When God sends into the world a great and original genius, like Columbus, Sir Isaac Newton, Dante, Shakespeare, Mozart, Michael Angelo, Franklin, Washington, Byron, Napoleon, it is very plain that they are sent, provided with certain qualities, to do a certain work. It is evident that God meant Columbus to discover America, and Dante to write a poem. If Columbus had tried to write the "Inferno," and Dante had devoted himself to inventing a steam-engine, if Franklin had written sonnets and pastorals, and Isaac Newton had gone into trade, if Washington had composed symphonies, and Beethoven had travelled to discover the source of the Nile, they would not have made their calling and election sure. But such men (with an occasional exception, like that of Napoleon and Byron) were all faithful to their own inspiration, and each chose to abide in the calling in which he was called; and so each did the work God gave him to do in the world. Napoleon and Byron did their work only partially, for they allowed their egotism to blind them, so as to lose sight of their mission after a while. God sent Napoleon to bind together and organize the institutions of a new time—to organize liberty. He did it for a season, and then sought, egotistically, only to build up himself and his dynasty; then his work came to a sudden end. For it is vanity and egotism which make us fail. We wish for some calling finer or nobler than the calling God gives us; so we come to nothing.
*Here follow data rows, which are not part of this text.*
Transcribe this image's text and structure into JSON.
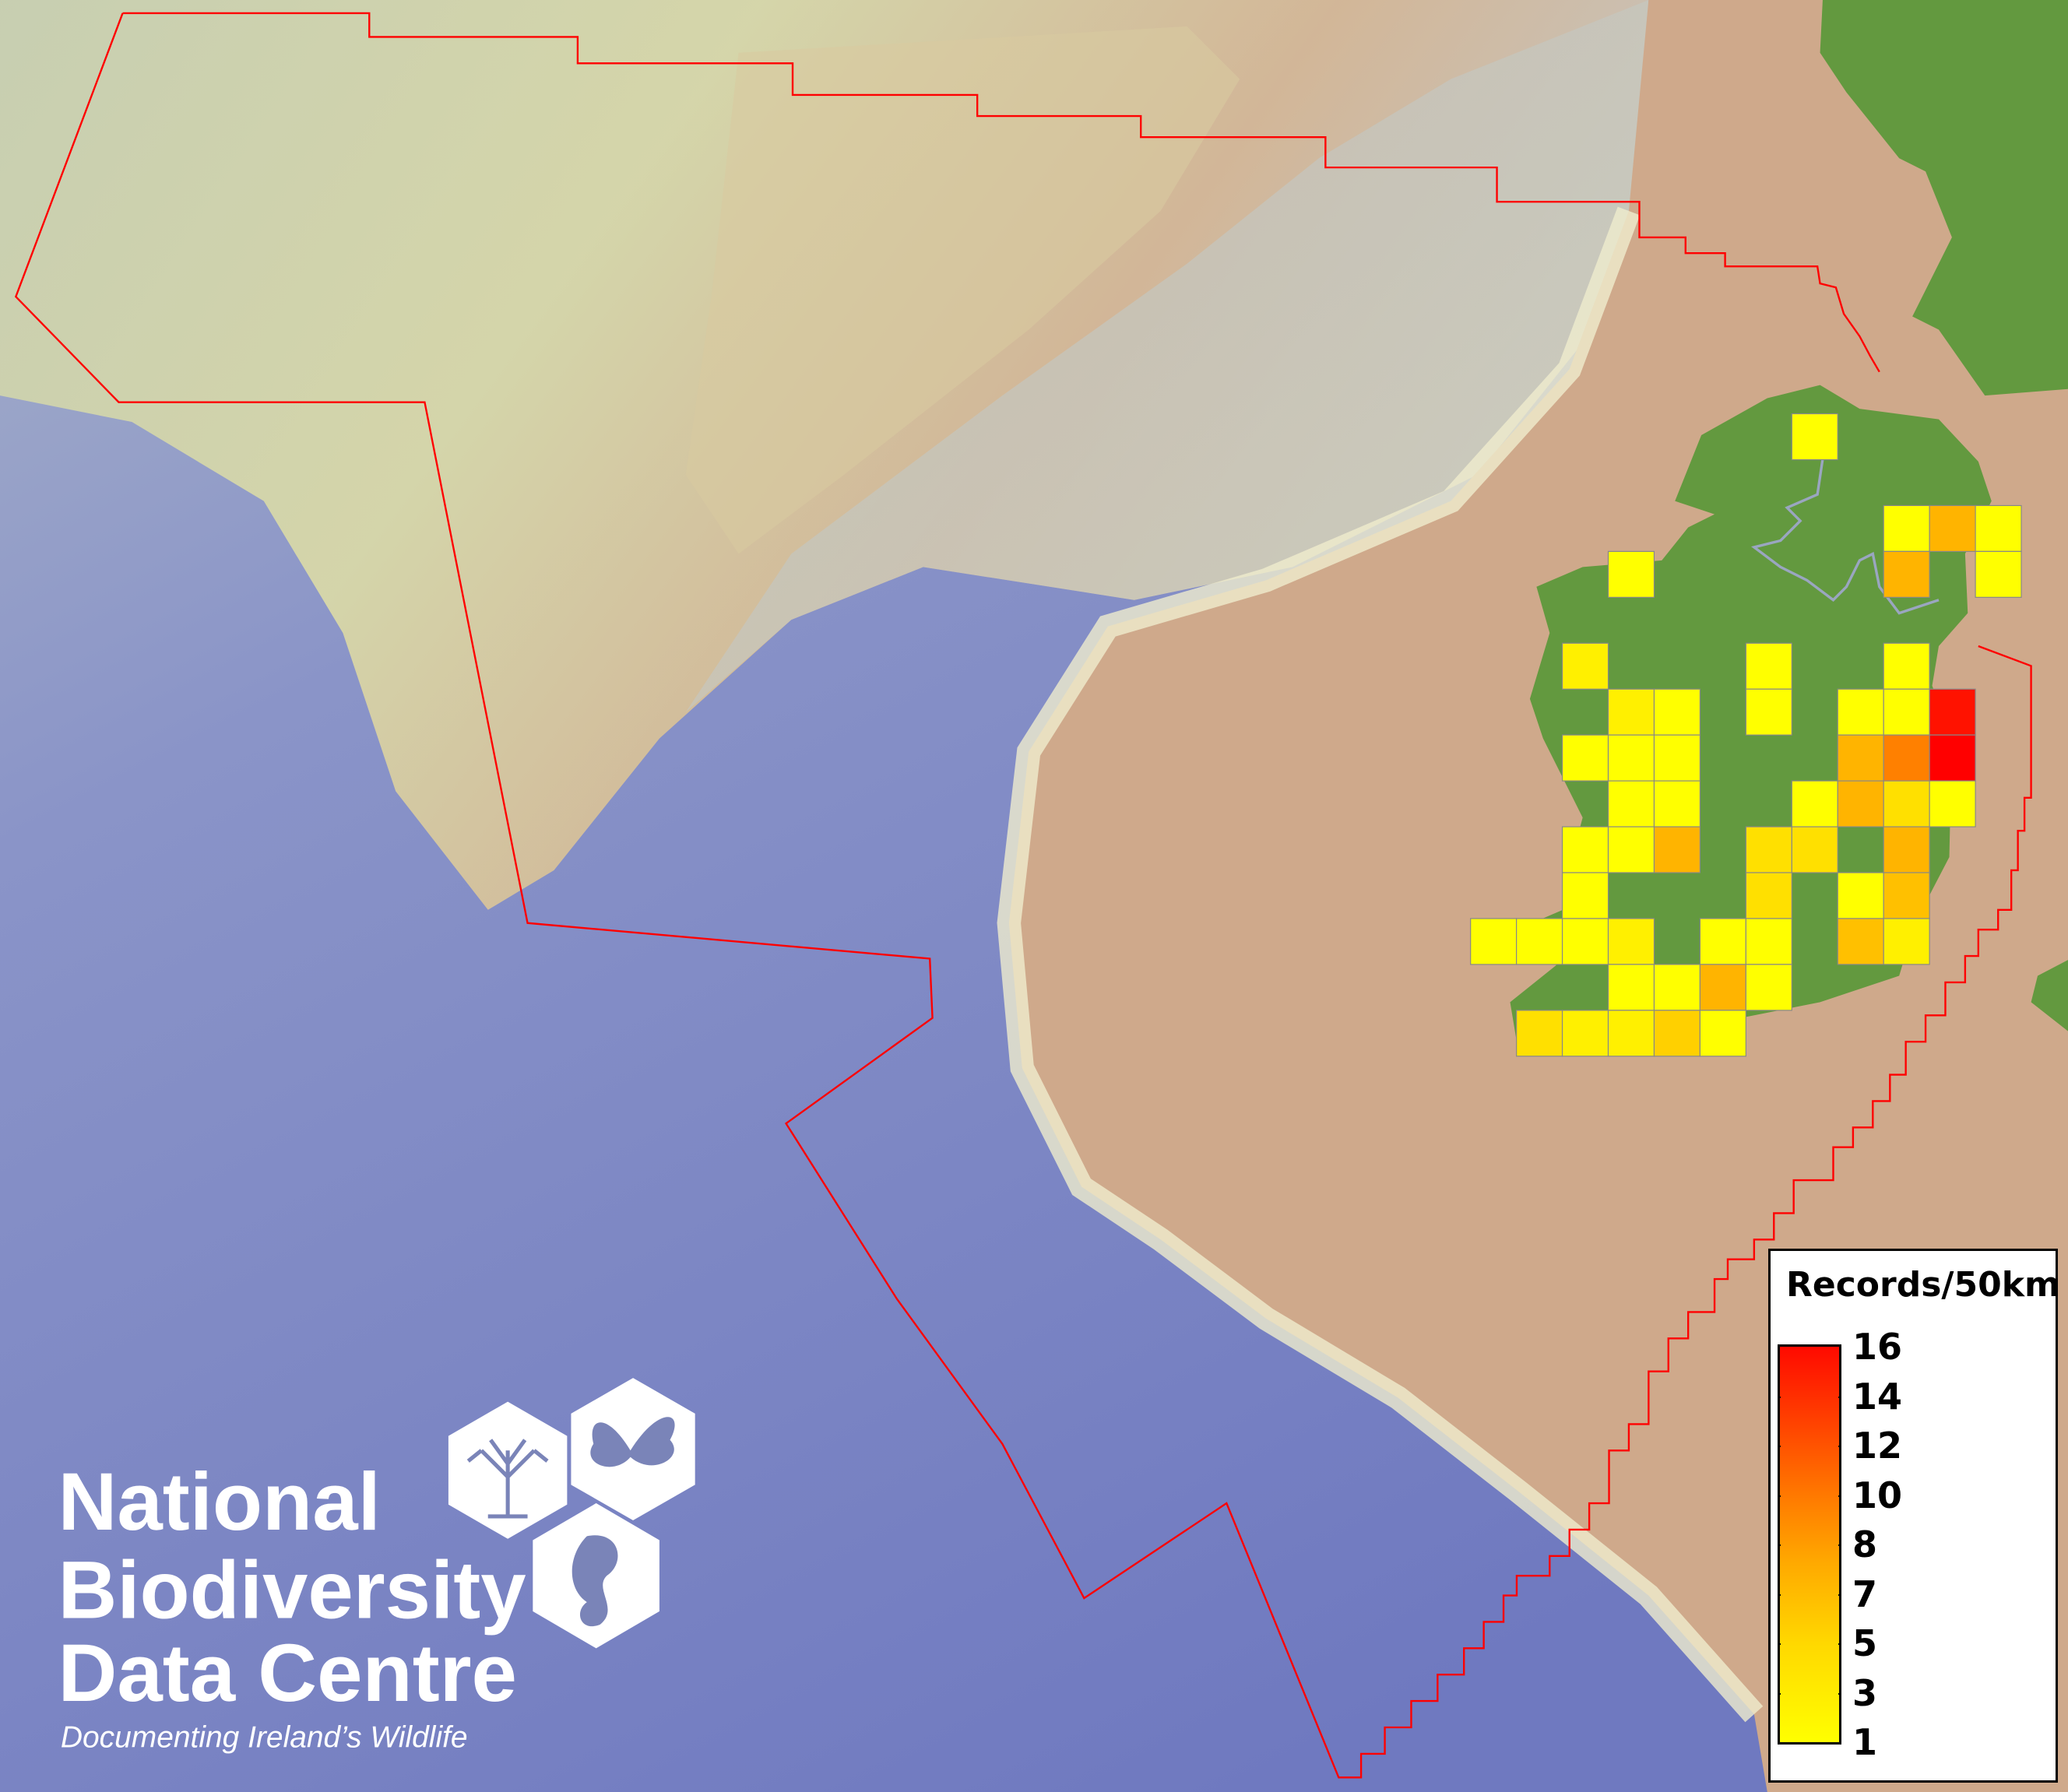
{
  "legend": {
    "title": "Records/50km",
    "ticks": [
      "16",
      "14",
      "12",
      "10",
      "8",
      "7",
      "5",
      "3",
      "1"
    ],
    "color_min": "#ffff00",
    "color_max": "#ff0000"
  },
  "logo": {
    "line1": "National",
    "line2": "Biodiversity",
    "line3": "Data Centre",
    "tagline": "Documenting Ireland’s Wildlife",
    "icons": [
      "tree-icon",
      "butterfly-icon",
      "seahorse-icon"
    ]
  },
  "colors": {
    "boundary": "#ff0000",
    "land": "#63993f",
    "shelf_shallow": "#cfa98a",
    "deep_ocean": "#7a84c4",
    "cell_border": "#888888"
  },
  "grid_cells": [
    {
      "col": 7,
      "row": 0,
      "value": 1
    },
    {
      "col": 9,
      "row": 2,
      "value": 1
    },
    {
      "col": 10,
      "row": 2,
      "value": 6
    },
    {
      "col": 11,
      "row": 2,
      "value": 1
    },
    {
      "col": 3,
      "row": 3,
      "value": 1
    },
    {
      "col": 9,
      "row": 3,
      "value": 6
    },
    {
      "col": 11,
      "row": 3,
      "value": 1
    },
    {
      "col": 2,
      "row": 5,
      "value": 2
    },
    {
      "col": 6,
      "row": 5,
      "value": 1
    },
    {
      "col": 9,
      "row": 5,
      "value": 1
    },
    {
      "col": 3,
      "row": 6,
      "value": 2
    },
    {
      "col": 4,
      "row": 6,
      "value": 1
    },
    {
      "col": 6,
      "row": 6,
      "value": 1
    },
    {
      "col": 8,
      "row": 6,
      "value": 1
    },
    {
      "col": 9,
      "row": 6,
      "value": 1
    },
    {
      "col": 10,
      "row": 6,
      "value": 15
    },
    {
      "col": 2,
      "row": 7,
      "value": 1
    },
    {
      "col": 3,
      "row": 7,
      "value": 1
    },
    {
      "col": 4,
      "row": 7,
      "value": 1
    },
    {
      "col": 8,
      "row": 7,
      "value": 6
    },
    {
      "col": 9,
      "row": 7,
      "value": 9
    },
    {
      "col": 10,
      "row": 7,
      "value": 16
    },
    {
      "col": 3,
      "row": 8,
      "value": 1
    },
    {
      "col": 4,
      "row": 8,
      "value": 1
    },
    {
      "col": 7,
      "row": 8,
      "value": 1
    },
    {
      "col": 8,
      "row": 8,
      "value": 6
    },
    {
      "col": 9,
      "row": 8,
      "value": 3
    },
    {
      "col": 10,
      "row": 8,
      "value": 1
    },
    {
      "col": 2,
      "row": 9,
      "value": 1
    },
    {
      "col": 3,
      "row": 9,
      "value": 1
    },
    {
      "col": 4,
      "row": 9,
      "value": 6
    },
    {
      "col": 6,
      "row": 9,
      "value": 3
    },
    {
      "col": 7,
      "row": 9,
      "value": 3
    },
    {
      "col": 9,
      "row": 9,
      "value": 6
    },
    {
      "col": 2,
      "row": 10,
      "value": 1
    },
    {
      "col": 6,
      "row": 10,
      "value": 3
    },
    {
      "col": 8,
      "row": 10,
      "value": 1
    },
    {
      "col": 9,
      "row": 10,
      "value": 5
    },
    {
      "col": 0,
      "row": 11,
      "value": 1
    },
    {
      "col": 1,
      "row": 11,
      "value": 1
    },
    {
      "col": 2,
      "row": 11,
      "value": 1
    },
    {
      "col": 3,
      "row": 11,
      "value": 2
    },
    {
      "col": 5,
      "row": 11,
      "value": 1
    },
    {
      "col": 6,
      "row": 11,
      "value": 1
    },
    {
      "col": 8,
      "row": 11,
      "value": 5
    },
    {
      "col": 9,
      "row": 11,
      "value": 2
    },
    {
      "col": 3,
      "row": 12,
      "value": 1
    },
    {
      "col": 4,
      "row": 12,
      "value": 1
    },
    {
      "col": 5,
      "row": 12,
      "value": 6
    },
    {
      "col": 6,
      "row": 12,
      "value": 1
    },
    {
      "col": 1,
      "row": 13,
      "value": 3
    },
    {
      "col": 2,
      "row": 13,
      "value": 2
    },
    {
      "col": 3,
      "row": 13,
      "value": 2
    },
    {
      "col": 4,
      "row": 13,
      "value": 4
    },
    {
      "col": 5,
      "row": 13,
      "value": 1
    }
  ]
}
In these great and shining examples we are taught how God elects men, how he elects all men, and how he elects all to work. These are not the exceptional cases, as we are apt to suppose, but they are the illustrations of a universal rule.

Every human being has his own gift and opportunity from God; some after this fashion, and others after that. If faithful, he can see what it is. If his eye is single, his whole body is full of light. If he is true to the light within his soul, it grows more and more clear to him what God wants him to do. Not every man's business is to do great works in the world; but every one is sent to do something and to be something—something which shall bring him nearer to God—something which shall make him more useful to man. At first he is confused; he cannot tell what his calling is. But each day, if he be faithful to each day's call, causes the whole calling of his life to become more luminous and clear. So we see that conscientious and faithful people, as they continue to live, grow more and more into specialty of work, and have more and more of a special place and duty. Thus we see that all God's callings are special, and none vague or general. "Every man has his proper gift from the Lord; one after this fashion, and another after that." Perhaps it is not a shining gift, it will not make him famous, but it is always a good one—always useful and noble. If we follow God's leadings, we shall always come out right. "Let every man," says the apostle, "abide in the calling in which he is called." Let him not be impatient of his own gift, nor covetous of another's; let him not be uneasy in his place, nor straining for something beyond his reach. But if faithful every day to his own gift, he may be sure that it will grow at last into something truly good, satisfactory, and sufficient.